3 of 1,002 comments (clear)

  1. The Only Way Microsoft Can Die is by Suicide by Anonymous Coward · · Score: 5, Funny

    The Only Way Microsoft Can Die is by Suicide

    So is there anything we can do to help?

  2. well by Anonymous Coward · · Score: 5, Funny

    I for one welcome our old microsoft overlords.

    afterall, can you imagine how difficult it would be to write 10 different versions of the same virus! agh! it would be horrible!

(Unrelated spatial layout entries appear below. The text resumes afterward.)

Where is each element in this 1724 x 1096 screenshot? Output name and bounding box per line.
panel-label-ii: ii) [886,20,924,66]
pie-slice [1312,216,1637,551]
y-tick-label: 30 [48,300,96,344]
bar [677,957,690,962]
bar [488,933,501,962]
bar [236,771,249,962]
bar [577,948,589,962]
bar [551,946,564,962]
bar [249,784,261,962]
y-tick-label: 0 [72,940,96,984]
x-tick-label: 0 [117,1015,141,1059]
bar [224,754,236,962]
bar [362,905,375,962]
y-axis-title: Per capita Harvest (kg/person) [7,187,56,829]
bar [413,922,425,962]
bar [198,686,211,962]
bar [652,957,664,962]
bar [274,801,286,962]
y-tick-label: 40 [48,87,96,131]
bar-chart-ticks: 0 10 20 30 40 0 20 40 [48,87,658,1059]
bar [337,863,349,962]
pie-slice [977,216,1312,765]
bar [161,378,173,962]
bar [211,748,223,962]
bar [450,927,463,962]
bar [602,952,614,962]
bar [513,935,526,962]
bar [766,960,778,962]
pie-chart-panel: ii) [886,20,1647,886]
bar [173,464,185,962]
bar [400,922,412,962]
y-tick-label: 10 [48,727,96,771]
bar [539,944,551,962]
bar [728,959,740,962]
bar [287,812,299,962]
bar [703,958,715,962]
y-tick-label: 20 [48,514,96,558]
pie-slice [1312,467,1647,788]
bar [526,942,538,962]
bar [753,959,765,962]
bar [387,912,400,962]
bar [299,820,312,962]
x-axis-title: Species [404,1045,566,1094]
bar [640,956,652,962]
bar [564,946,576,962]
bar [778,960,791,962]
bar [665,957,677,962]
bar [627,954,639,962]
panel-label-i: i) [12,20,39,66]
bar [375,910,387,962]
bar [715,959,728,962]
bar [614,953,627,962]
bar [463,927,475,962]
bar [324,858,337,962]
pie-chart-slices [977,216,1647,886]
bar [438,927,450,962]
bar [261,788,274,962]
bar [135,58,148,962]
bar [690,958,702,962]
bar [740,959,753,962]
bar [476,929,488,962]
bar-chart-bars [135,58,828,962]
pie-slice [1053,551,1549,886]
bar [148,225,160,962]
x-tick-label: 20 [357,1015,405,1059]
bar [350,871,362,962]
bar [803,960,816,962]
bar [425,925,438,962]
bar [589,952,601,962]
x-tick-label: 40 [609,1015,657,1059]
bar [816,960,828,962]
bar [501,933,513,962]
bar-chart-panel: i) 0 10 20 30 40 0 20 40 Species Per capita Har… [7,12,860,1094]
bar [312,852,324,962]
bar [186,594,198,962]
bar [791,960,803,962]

  3. Re:Public Awareness by Anonymous Coward · · Score: 5, Funny

    I think a previous slashdotter summed it up best...
    Is Linux good enough for your Mom?

    Somewhere in Linux-land, a phone rings....

    Hello? Oh, hi mom.

    Yeah, I can help you install a program on your computer. What do you want to install?

    Oh, cool. Have you downloaded it? Good job. OK, open up a terminal.... it's the command line interface, where you type commands.

    Where did you save the file? You don't remember? Hmm. Just type "cd". Now type "ls". Do you see the file name?

    Great! OK, type "tar -zxf "

    It didn't work? What does it say? OK. What is the name of the file you downloaded? Oh, well, that is a bzip file, not a tar and gzipped file. So type the same thing as before, but use "bzip2" instead of "tar".

    What? Why didn't it work? Oh, it doesn't have the same syntax. Crap. Go to the man page. Oh, man stands for manual. Type "man bzip2". What does it say?

    (20 minutes later)

    OK, now we have uncompressed the files you need. No, not yet. Type "./configure" No, it's OK, it is figuring out what kind of computer and software you have.

    OK, now type "make" OK, call me back when it is done.

    (15 minutes later)

    OK, now type "make install" What? Why not? What does it say? No, not that. Oh, wait, you have to be root. It is an administrator user. Because not just everyone can install programs, for security reasons. Look, just change to the admin user by typing "su". OK, now enter the root password. I DON'T KNOW! You mean you don't know your root password?

    (10 minutes later)

    Mom, you should NOT use the dog's name as the password. Because it is insecure! Nevermind. Just type "make install". There. Now it is installed.

    No, there is no icon, you have to type the name of program to run it. Type it. What? I don't know, what was the name of the binary after you compiled it? A binary file is a program you run. You compiled it when you typed "make". Hmm, let's look in the Makefile. Type "vi Makefile". What do you mean it is blank? Oh, wait. Use capital M. Type ":r Makefile" with a capital M.

    OK, now you are in vi, the most powerful editor ever. WHAT DO YOU MEAN YOU PREFER EMACS!!!!